Ye Mo ruh duygusunu geri aldı ve bilinçaltında elini salladı. Dağınık dünya yasaları kolayca onarıldı.
Bu dünya kanunları onun beynine de kazınmıştı. Ruh iradesini dokuz dönüşüme bile kullanmadı ve dokuzuncu dönüşüme ulaştı. Denemesine gerek yoktu ve her şeyi yok edebilecek dokuz Büyük İlkel Tanrı Rünü oluştu. Cennet Alevi Dokuz Güneş…
Bu duruma ulaştığınızda, bu durumun altındaki şeyler hakkında asla kafanızın karışmasına gerek kalmayacaktır. Ye Mo artık ilkel özün anlamını gerçekten anlamıştı. Kaos ağacını bıraktı ve kalbini açtı. Artık her şeyi öğrenmişti.
Ye Mo, samsara tanrı sanatını denemedi ama samsara tanrı sanatının, ilkel bir ilahi imparatorun samsara’ya kolayca girmesini sağlayabileceğini hissetti.

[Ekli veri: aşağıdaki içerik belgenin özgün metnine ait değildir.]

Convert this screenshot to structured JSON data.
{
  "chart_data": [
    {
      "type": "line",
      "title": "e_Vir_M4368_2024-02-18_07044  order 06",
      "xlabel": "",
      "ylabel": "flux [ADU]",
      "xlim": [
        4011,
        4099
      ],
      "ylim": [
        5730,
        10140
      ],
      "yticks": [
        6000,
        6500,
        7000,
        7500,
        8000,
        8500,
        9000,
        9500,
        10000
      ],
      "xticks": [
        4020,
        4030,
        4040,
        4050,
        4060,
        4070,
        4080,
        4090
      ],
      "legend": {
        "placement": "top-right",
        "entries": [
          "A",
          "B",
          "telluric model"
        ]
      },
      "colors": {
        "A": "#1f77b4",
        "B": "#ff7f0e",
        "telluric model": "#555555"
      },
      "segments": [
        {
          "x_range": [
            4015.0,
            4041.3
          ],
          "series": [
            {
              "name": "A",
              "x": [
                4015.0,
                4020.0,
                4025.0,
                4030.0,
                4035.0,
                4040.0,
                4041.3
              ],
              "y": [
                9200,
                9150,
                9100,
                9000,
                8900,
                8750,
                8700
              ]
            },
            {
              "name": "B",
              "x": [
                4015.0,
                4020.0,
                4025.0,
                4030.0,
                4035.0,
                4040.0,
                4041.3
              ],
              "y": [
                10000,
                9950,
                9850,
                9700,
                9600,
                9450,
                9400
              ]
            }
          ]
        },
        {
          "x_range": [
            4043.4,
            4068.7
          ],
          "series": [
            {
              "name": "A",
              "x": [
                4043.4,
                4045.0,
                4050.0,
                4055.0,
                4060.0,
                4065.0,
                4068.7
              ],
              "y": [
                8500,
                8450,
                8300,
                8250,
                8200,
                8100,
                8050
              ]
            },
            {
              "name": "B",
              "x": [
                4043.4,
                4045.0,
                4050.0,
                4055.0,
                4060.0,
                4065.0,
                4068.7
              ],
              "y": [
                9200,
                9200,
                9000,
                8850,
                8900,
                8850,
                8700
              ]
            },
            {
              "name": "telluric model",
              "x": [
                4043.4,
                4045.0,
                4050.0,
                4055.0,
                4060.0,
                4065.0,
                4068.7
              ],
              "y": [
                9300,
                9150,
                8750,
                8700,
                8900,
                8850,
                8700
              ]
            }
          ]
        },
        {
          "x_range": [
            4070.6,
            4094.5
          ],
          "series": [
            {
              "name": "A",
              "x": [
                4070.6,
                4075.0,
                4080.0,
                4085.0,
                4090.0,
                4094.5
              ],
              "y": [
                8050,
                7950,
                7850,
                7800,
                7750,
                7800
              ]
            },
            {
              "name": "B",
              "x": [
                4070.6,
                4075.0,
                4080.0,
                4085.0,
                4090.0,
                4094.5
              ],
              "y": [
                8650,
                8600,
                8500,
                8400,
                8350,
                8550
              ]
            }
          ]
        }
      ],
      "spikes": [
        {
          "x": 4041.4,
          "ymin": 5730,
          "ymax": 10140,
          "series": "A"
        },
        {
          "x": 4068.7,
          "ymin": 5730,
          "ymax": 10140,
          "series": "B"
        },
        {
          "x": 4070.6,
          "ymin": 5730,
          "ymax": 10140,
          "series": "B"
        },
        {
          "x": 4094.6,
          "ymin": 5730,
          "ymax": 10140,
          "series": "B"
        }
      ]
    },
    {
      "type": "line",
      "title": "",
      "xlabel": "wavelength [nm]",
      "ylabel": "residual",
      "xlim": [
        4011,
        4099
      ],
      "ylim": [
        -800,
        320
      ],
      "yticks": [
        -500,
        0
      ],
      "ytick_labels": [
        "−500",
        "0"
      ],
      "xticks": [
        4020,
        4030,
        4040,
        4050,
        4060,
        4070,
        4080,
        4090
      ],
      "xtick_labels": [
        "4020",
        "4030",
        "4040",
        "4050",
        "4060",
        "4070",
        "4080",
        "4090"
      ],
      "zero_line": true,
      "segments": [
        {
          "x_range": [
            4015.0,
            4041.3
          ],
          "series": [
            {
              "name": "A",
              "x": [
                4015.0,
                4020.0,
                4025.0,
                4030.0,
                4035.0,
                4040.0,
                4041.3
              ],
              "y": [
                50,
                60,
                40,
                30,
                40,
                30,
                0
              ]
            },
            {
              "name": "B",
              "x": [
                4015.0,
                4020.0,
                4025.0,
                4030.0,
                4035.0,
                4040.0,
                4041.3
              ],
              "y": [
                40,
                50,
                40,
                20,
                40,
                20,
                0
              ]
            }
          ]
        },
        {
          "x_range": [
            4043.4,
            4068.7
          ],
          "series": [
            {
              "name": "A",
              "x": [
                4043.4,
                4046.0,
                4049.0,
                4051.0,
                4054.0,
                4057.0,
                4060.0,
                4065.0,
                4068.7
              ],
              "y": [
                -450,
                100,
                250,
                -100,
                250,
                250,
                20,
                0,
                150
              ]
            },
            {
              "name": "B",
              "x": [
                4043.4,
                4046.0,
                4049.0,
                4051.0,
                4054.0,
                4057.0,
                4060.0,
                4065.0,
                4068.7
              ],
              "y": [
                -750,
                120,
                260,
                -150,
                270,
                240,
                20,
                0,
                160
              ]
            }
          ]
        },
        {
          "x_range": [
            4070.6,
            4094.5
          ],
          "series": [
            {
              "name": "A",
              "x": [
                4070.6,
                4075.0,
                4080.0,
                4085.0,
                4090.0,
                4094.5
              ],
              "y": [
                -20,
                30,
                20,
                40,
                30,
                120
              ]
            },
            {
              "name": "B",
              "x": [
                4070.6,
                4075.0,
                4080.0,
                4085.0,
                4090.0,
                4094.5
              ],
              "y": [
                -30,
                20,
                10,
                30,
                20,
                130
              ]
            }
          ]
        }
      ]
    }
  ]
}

Güç bazen sadece ince bir katmandan ibaretti. Farkına bile varmadığınızda, çoktan aşmışsınızdır. Ve artık güç sizin elinizdeydi.
Ye Mo’nun ruh duygusu tarandı. İlahi Dao Alemi tamamen onarılmış görünüyordu. Yaşam gücü dışarı sızdı. Kaybolan dağ sıraları, tanrı ruhu otu ve manzara yeniden düzenlendi. Sanki yeni bir dünyaya adım atmış gibiydi.
Ancak Ye Mo bunun sadece yüzeysel olduğunu biliyordu. O sadece İlahi Dao Aleminin bir kısmını onardı. Alem meridyeni ve temeli onarılmadı. Eğer İlahi Dao Aleminin sonsuza kadar bu kadar güzel olmasını istiyorsa, o zaman âlem meridyenini ve temelini onarması gerekirdi.
Bunu yapmak için Dünya Dağı’nı bulması gerekiyordu.
Vazgeçtiği kaos ağacını düşününce birdenbire üzüldü. Geri dönüp solmuş kaos ağacını almak istedi. Ancak şaşkınlık ve sevinçle kaos ağacının anında yeşile döndüğünü gördü. Yaşam gücü ve dünya yasaları İlahi Dao Aleminden dışarı fırladı.
Bu yaşam gücü ve yasalar kaos ağacına girdi. Kaos ağacı gözle görülür şekilde büyüdü. 3 metre, 6 metre, 30 metre, 33 metre_
Geri dönen yaşam gücü kesinlikle kaos yaşam gücüydü. Ancak kaos ağacının verdiği yaşam gücünden daha yoğun, daha büyük ve daha sonsuzdu. İlkel kaos chi’ye sahip kaos yaşam gücü, İlahi Dao Aleminin karşılık hediyesiydi.
Ye Mo ilkel bir ilahi imparator olmasına rağmen bu büyük sürpriz karşısında şaşkına dönmüştü.
Ye Mo anında yaşam gücünün nereden geldiğini anladı. Bir kısmı insan ırkının şansından, bir kısmı da kaos ağacının önceki gövdesinden geldi. İlahi Dao Alemindeki kaos ağacı kırıldı ve yaşam gücü buraya dağıldı ama yok olmadı. Artık İlahi Dao Alemi’ni onarmak için kaos ağacını buraya getirdiğine göre, kaos ağacının yaşam gücü geri geldi. Bu, eşyaları asıl sahibine iade etmekti. Bu İlahi Dao Aleminin cömert bir karşılık hediyesiydi.
Güçlü İlahi Dao Aleminin dışında her şeyin ruhu var mıydı?
“300 metre… 3 km…”
Kaos ağacı durmadan önce 30 km’ye kadar büyüdü. Son derece yoğun yaşam gücü, İlahi Dao Alemindeki tüm ölümsüzlerin sonsuz bir servet hissetmesine neden oldu.
Ye Mo ağacı bir kenara koydu ve içini çekti. Orijinal ağacın ne kadar uzun olduğunu bilmiyordu. Bu sadece kalan yaşam gücüydü ve kaos ağacının 30 km’ye kadar büyümesini sağladı.